私は、コインランドリーに車輛を停めて、前の自販機で飲み物を買い、喉を潤していた。

カリカリっ!!バリバリっ!!

何だろ、勢い良くスナック菓子を噛み砕く様な音が闇夜に突如として響く。

気の触れた様な奴が大きな声で独り言を遠くで叫んでいたのを数日前に聞いている為、「………まさか」と音のする方に、飲料の容器を持ったまま、眉間に皺(シワ)を寄せて近付くも、私しかそこには居ない。

見上げると、紫外線ライト………いわゆる殺虫灯が有ったのだけど、赤ランプを点(とも)しながらも、当の紫外線灯が切れているらしく、青い光も発しておらず、真っ暗で寂しく沈んだ感じでぶら下がっている。

直後、

バリバリっ!!バタバタバタっ!!

「うふぁっ!!」

ギョっとして、その殺虫灯から斜め下の音のする方に目をやる。

居ない。

何も居ない。

虫がもがいてバタバタしている筈なのに、苦しそうな羽音がするのに、姿が見えない。

通常なら「ひいぃぃっ!!」と慌てるだろうが、「いひいぃぃっ」と、私は軽い震えと気色悪い笑みを浮かべる。

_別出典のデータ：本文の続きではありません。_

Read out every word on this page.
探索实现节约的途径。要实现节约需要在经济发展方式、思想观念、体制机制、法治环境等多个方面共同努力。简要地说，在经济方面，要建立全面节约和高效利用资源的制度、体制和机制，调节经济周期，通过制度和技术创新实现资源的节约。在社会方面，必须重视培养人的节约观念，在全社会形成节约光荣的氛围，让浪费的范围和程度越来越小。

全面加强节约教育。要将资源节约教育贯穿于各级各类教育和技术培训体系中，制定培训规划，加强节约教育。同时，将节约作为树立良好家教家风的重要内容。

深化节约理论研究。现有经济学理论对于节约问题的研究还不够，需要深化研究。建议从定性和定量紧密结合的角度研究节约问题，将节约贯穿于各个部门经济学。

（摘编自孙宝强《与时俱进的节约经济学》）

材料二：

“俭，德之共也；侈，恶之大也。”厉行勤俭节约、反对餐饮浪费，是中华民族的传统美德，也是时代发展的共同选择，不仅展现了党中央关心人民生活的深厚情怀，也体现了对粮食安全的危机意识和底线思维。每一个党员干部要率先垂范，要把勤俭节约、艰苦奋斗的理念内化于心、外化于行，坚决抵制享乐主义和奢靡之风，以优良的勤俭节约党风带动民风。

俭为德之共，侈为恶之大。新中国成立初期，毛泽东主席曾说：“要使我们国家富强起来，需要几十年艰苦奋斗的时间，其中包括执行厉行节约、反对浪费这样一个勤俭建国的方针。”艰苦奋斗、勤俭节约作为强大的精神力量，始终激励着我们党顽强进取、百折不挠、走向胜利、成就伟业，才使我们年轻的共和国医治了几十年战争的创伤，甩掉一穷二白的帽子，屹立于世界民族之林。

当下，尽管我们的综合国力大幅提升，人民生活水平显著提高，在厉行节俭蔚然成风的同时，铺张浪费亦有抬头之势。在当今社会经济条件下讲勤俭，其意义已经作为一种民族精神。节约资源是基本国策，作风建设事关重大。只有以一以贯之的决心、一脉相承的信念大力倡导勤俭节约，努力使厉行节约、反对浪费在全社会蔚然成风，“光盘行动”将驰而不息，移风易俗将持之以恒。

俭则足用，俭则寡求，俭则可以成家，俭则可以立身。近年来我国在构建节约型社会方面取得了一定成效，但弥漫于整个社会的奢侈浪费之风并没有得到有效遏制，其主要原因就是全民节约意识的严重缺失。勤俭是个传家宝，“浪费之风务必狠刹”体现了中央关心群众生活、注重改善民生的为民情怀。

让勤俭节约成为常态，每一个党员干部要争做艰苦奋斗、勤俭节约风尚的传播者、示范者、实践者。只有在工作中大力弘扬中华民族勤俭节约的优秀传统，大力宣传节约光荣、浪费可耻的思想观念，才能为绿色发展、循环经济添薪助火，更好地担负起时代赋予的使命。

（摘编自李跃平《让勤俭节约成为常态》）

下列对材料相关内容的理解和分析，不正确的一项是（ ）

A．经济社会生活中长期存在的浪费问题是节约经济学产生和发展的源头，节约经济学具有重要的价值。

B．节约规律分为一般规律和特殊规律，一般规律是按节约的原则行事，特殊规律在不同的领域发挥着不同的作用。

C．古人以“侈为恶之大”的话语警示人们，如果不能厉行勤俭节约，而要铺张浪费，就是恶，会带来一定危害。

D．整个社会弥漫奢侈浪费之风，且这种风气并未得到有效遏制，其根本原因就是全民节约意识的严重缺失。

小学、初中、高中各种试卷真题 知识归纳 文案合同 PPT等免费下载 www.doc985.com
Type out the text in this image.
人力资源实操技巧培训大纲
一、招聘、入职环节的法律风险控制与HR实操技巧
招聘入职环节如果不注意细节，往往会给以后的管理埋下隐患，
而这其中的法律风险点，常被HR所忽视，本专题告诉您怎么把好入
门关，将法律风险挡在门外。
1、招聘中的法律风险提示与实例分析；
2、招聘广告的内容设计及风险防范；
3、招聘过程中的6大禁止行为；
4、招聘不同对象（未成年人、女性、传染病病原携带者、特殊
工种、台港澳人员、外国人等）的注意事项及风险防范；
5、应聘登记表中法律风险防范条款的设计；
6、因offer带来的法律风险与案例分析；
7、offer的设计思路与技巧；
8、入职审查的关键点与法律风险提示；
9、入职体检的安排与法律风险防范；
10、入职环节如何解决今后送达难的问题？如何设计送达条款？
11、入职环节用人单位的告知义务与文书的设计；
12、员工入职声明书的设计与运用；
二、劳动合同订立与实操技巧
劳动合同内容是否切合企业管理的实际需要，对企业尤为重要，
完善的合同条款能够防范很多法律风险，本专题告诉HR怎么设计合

虫ならば「うわはぁぁっ!!」と驚いて丸い身体を飛びのかせるが、今回みたいな音はすれども姿が見えぬ体験は初めてなので、「又ネタが出来た」と気色悪い笑みを浮かべつつ、飲料を飲み干した空の容器を、リサイクルボックスにガシャンと入れて、車輛に乗り込みエンジンを掛けた。